Après la mise en place du nouveau gouvernement, le projet de Constitution est adopté assez rapidement grâce à la volonté des deux camps d’arriver à une solution de compromis. Ce compromis comporte de nombreuses ambiguïtés, susceptibles de plusieurs interprétations possibles. Un président consensuel est élu à la tête de l’État. Les sélections ne permettent pas de dégager une claire majorité: un gouvernement de coalition est mis en place avec une participation d’Ennahdha, le Premier ministre apparaissant comme un arbitre soucieux de promouvoir les réformes indispensables.

Il est probable que la réalité sera tout autre, avec certes des risques de violences, mais aussi la volonté de préserver l’acquis et la cohésion nationale. En fait, la route vers l’instauration d’une véritable démocratie passe par la prise en compte de plusieurs éléments.

  • La Tunisie est un pays où le poids du conservatisme social et religieux reste très fort. L’attachement à l’islam, dans son approche modérée, demeure une référence pour la grande majorité de la population.
  • Le clivage entre une Tunisie émergente et prospère, celle de Tunis et des côtes, et celle de l’intérieur et du Sud, pauvre et sous-développée, loin de se résorber, s’est accentué: la lutte contre les inégalités géographiques et sociales est un objectif majeur pour tout gouvernement.
  • Comme on l’a vu, la Tunisie est, parmi les pays arabes, celui qui dispose des meilleurs atouts pour cheminer vers la démocratie: une élite de qualité, une classe moyenne importante, une société civile engagée, un acquis social, l’arrivée sur le marché du travail de générations de jeunes diplômés soucieux d’entrer dans la vie active, un islam à dominante modérée, un modèle économique viable même s’il demande des réformes, une ouverture sur le monde... La Tunisie est en quelque sorte le laboratoire de la démocratie arabe.
  • Sur le plan politique, Ennahda représente une force incontournable, qu’il soit au pouvoir ou dans l’opposition. Les institutions ne pourront bien fonctionner que si cette force trouve sa place et adhère au système politique. Un nécessaire dialogue doit donc s’établir entre les deux pôles de la vie politique tunisienne.

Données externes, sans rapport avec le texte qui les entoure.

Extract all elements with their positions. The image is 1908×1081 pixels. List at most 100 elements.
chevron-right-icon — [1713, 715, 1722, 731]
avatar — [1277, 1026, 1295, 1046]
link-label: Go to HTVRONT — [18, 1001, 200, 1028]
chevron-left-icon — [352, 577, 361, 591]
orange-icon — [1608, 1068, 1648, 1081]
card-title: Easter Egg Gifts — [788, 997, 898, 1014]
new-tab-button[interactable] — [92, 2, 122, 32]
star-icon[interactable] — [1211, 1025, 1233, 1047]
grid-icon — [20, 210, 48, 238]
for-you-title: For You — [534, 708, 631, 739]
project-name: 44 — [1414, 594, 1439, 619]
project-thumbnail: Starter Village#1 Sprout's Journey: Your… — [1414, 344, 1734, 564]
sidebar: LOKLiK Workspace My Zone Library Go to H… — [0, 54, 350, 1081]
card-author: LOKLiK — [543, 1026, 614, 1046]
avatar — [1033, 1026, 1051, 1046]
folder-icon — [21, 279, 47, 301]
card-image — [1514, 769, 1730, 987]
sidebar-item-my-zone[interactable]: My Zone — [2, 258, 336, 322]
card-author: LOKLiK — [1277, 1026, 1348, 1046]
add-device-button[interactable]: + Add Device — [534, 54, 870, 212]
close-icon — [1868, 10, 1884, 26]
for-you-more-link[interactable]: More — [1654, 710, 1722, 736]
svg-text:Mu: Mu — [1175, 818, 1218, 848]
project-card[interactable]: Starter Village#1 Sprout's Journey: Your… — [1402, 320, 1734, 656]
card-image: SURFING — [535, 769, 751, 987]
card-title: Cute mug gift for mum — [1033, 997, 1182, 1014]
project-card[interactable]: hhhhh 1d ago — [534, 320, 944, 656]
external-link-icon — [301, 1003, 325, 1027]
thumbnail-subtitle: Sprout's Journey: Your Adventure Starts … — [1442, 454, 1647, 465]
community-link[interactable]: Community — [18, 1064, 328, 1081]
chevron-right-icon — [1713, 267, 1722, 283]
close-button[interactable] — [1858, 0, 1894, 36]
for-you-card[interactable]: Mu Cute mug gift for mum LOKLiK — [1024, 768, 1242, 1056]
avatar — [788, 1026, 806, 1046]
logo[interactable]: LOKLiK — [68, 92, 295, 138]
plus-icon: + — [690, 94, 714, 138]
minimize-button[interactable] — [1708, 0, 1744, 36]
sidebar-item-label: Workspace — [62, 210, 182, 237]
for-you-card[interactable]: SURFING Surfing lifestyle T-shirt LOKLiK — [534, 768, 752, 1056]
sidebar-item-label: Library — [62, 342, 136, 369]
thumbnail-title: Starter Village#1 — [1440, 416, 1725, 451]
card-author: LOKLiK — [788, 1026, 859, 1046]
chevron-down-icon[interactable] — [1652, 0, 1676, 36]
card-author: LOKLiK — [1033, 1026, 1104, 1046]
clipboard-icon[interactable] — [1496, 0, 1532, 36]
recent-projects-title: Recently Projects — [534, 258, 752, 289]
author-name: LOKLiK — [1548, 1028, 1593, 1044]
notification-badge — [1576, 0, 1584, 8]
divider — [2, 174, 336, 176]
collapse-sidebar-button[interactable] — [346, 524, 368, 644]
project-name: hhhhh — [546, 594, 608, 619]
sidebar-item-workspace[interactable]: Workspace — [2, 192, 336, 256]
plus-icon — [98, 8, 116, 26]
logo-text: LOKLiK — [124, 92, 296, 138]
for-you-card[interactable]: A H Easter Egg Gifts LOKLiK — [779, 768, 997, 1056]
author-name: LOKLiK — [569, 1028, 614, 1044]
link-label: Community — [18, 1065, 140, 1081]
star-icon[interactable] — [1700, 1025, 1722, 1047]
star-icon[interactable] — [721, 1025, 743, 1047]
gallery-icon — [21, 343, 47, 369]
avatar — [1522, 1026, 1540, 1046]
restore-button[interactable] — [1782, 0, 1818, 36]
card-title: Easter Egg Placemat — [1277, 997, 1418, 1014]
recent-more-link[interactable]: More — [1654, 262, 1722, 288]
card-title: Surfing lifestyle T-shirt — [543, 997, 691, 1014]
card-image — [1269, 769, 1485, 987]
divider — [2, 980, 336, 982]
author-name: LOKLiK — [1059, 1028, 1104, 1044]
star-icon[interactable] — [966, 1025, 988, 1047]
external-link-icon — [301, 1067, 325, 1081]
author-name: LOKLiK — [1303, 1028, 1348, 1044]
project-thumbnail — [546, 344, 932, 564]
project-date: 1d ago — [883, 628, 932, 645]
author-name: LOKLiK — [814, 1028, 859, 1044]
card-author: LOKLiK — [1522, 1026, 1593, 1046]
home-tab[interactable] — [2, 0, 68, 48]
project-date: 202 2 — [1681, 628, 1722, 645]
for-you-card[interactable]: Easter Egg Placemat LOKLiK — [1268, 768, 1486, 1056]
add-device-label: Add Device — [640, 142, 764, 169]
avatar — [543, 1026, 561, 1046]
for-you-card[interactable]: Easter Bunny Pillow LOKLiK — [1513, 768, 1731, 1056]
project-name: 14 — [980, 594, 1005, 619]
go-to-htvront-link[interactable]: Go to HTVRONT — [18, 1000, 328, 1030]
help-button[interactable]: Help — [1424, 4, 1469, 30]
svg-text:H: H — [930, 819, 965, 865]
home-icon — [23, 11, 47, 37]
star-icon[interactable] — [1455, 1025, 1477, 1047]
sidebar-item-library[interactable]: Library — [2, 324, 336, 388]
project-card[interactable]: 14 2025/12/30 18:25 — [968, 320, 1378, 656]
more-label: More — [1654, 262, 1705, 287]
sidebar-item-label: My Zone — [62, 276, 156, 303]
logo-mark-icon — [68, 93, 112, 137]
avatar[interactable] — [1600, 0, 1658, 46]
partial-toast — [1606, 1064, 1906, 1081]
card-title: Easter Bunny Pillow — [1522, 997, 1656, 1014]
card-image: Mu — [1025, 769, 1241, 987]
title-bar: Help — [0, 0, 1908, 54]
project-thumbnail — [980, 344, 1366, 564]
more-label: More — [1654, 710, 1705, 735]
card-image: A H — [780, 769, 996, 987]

La situation reste très fluide et très ouverte: les jeux ne sont pas faits. Les audiences respectives des deux courants qui traversent la Tunisie, les pôles islamo-conservateur et libéralo-progressiste, sont assez comparables en soutien dans l’opinion publique. La victoire des premiers est largement due aux divisions et à la désorganisation des seconds. Mais cela peut changer si l’opposition parvient à offrir un programme de gouvernement crédible et s’organise efficacement.

S’il existe une majorité qui, de part et d’autre, souhaite construire un nouvel État tunisien, plus démocratique, les risques de dérapage et de violence existent, pouvant venir d’éléments islamistes mais également de provocations venant des nostalgiques de l’ancien régime.

Les prochains mois seront décisifs, non seulement pour la Tunisie mais pour le monde arabe. La Tunisie a effectivement tous les atouts pour réussir son passage à la démocratie. Un échec à Tunis serait lourd de conséquences et donnerait raison à ceux qui estiment que les Arabes ne sont pas mûrs pour la démocratie. Il est clair cependant que rien ne sera comme avant et que le processus vers la démocratie, qui ne peut être que long et douloureux, est dans le monde arabe comme ailleurs irréversible.